Participants write messages on sticky notes and pin them to the Library wall.
Volunteers and participants were deep in conversation. A few mothers had stopped at the typewriters and were teaching their children how to hammer away at the keys. Teens in flowing skirts and t-shirts sat against the library walls, writing in their journals. Ten minutes before we were due to kick off the open mic, Cheryl Hamilton, the director of the Lowell office of the International Institute of New England and our Master of Ceremonies, approached me to report that only two people had signed on to read. Our hearts sank. We had scheduled an hour. We decided we had no other choice but to get started, hoping others would be inspired and join in.
A woman teaches a young girl how to operate a typewriter.
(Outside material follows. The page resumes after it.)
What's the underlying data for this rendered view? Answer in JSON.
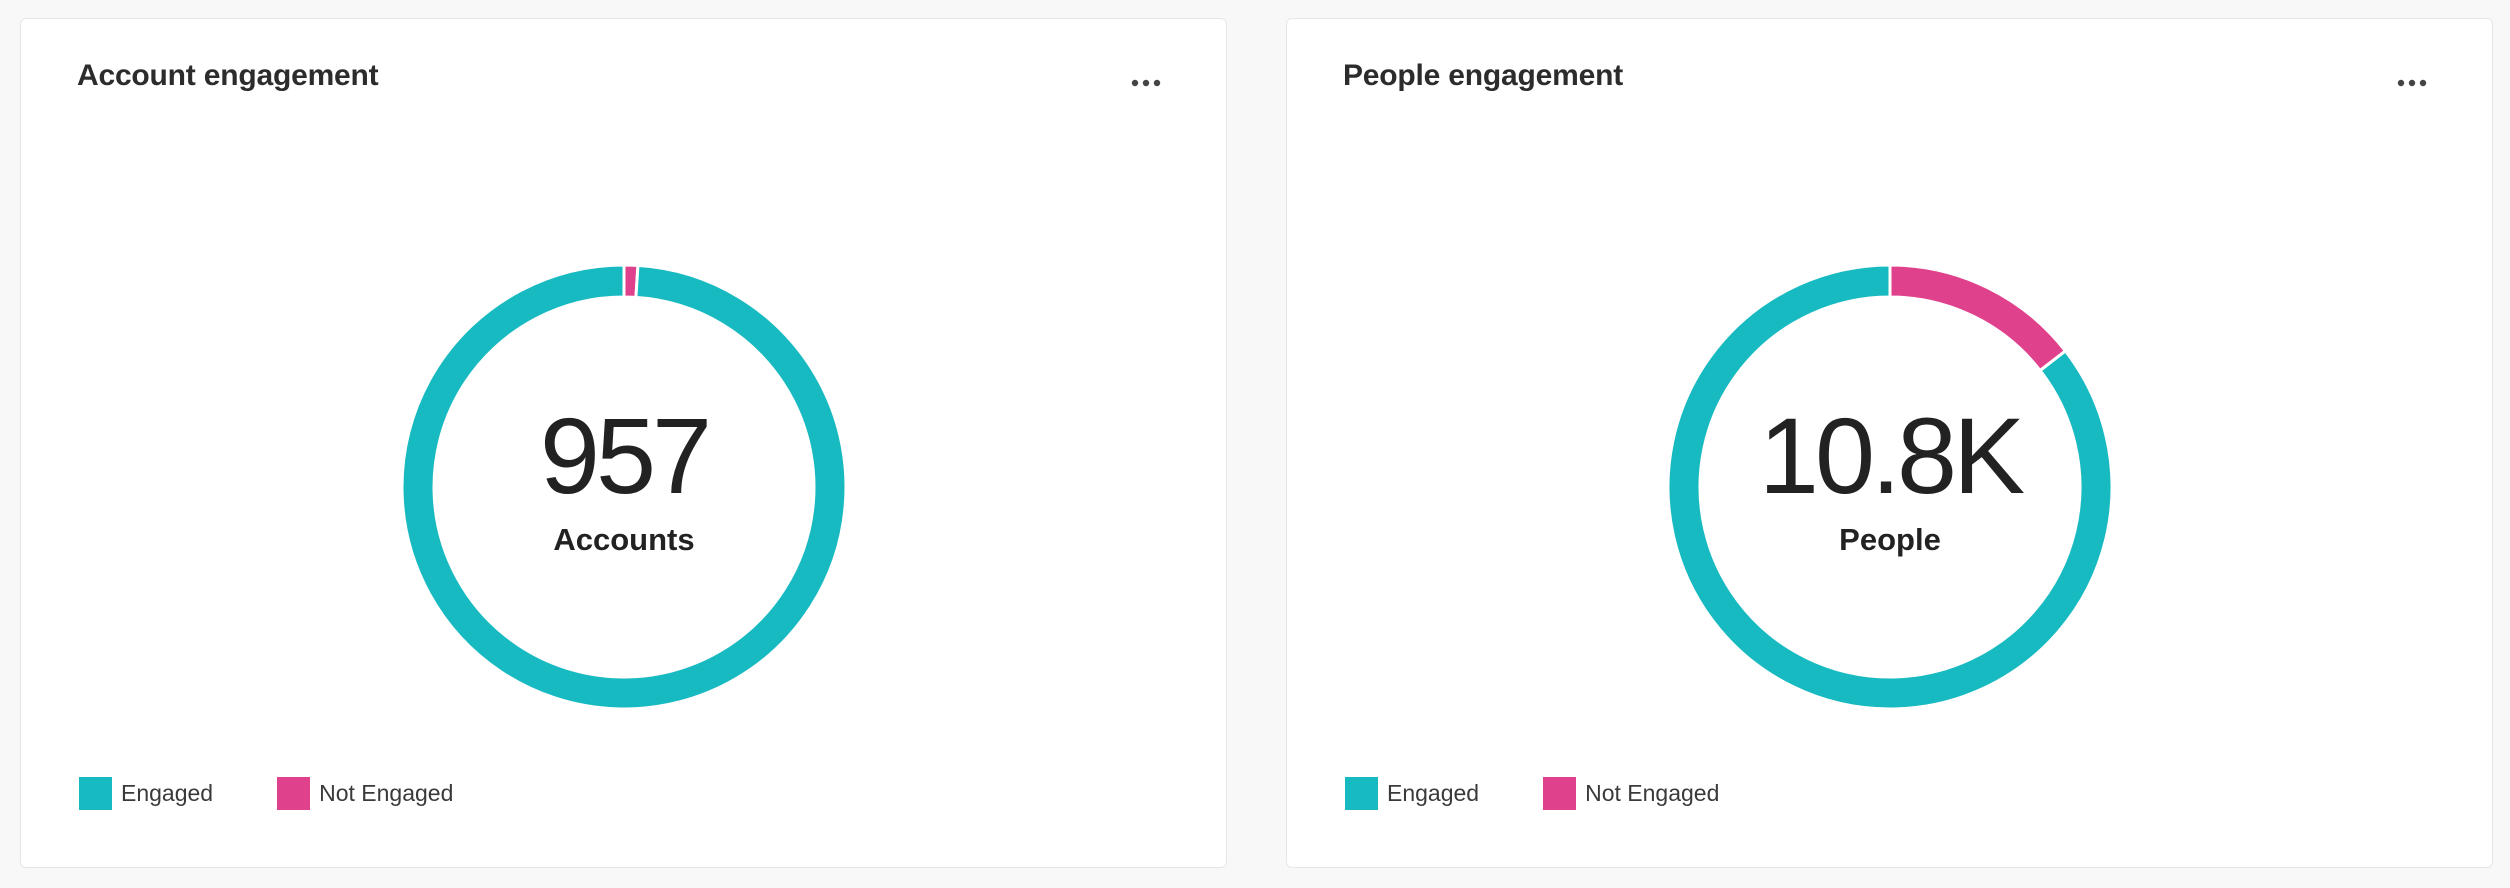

As the first reader, a twelve-year-old Indian-American girl, took to the stage, a crowd circled around her. She read a poem she had written for the occasion. Her mother followed her to the stage to tell us how the company she worked for had sought out and hired a Syrian refugee who they saw on television expressing a desire to work for them. She pointed to the Hancock Building. “My company is just there. We need to do more.” When the girl and her mother finished, there was a pause—no readers stepped up—and so, with great skill, our Master of Ceremonies began educating the growing crowd about the scale of the current refugee crisis. An unprecedented 65.3 million people around the world have been forced from home. Among them are nearly 21.3 million refugees, over half of whom are under the age of 18.
Before long, a teen from the Boston Community Leadership Academy took the stage, and from that moment on, testimony flowed without pause. One woman sang a South African freedom Song; a middle-aged man spoke about how hard it is to build a life in this country without papers. A young woman spoke about the pain and hardship of living and building a new, better life in America without her parents. A young man talked about hard work and his optimism about his own abilities and the future of the country. Each time someone left our makeshift stage, there were handshakes, pats on the back, hugs.



Speakers tell their stories in the open mic.
As the afternoon wound to a close and the last readers left the stage, I felt that we had succeeded in highlighting the stories of immigrants and refugees. But we also accomplished more. On the steps of the People’s Palace, we managed to bring the human connection, the respect for one another’s stories and humanity we see in our classrooms, out into the public square. I couldn’t be prouder of the afternoon, or more grateful to our partners and volunteers for helping us pull it off. In the coming weeks and months, we’ll be sharing some of the incredible stories, ideas, and poems we collected during the Write-In. For now, I offer you this note, left anonymously in one of our typewriters:
It is up to us, we the people, to introduce ourselves to the unfamiliar and learn the stories of the other. We the people are the change.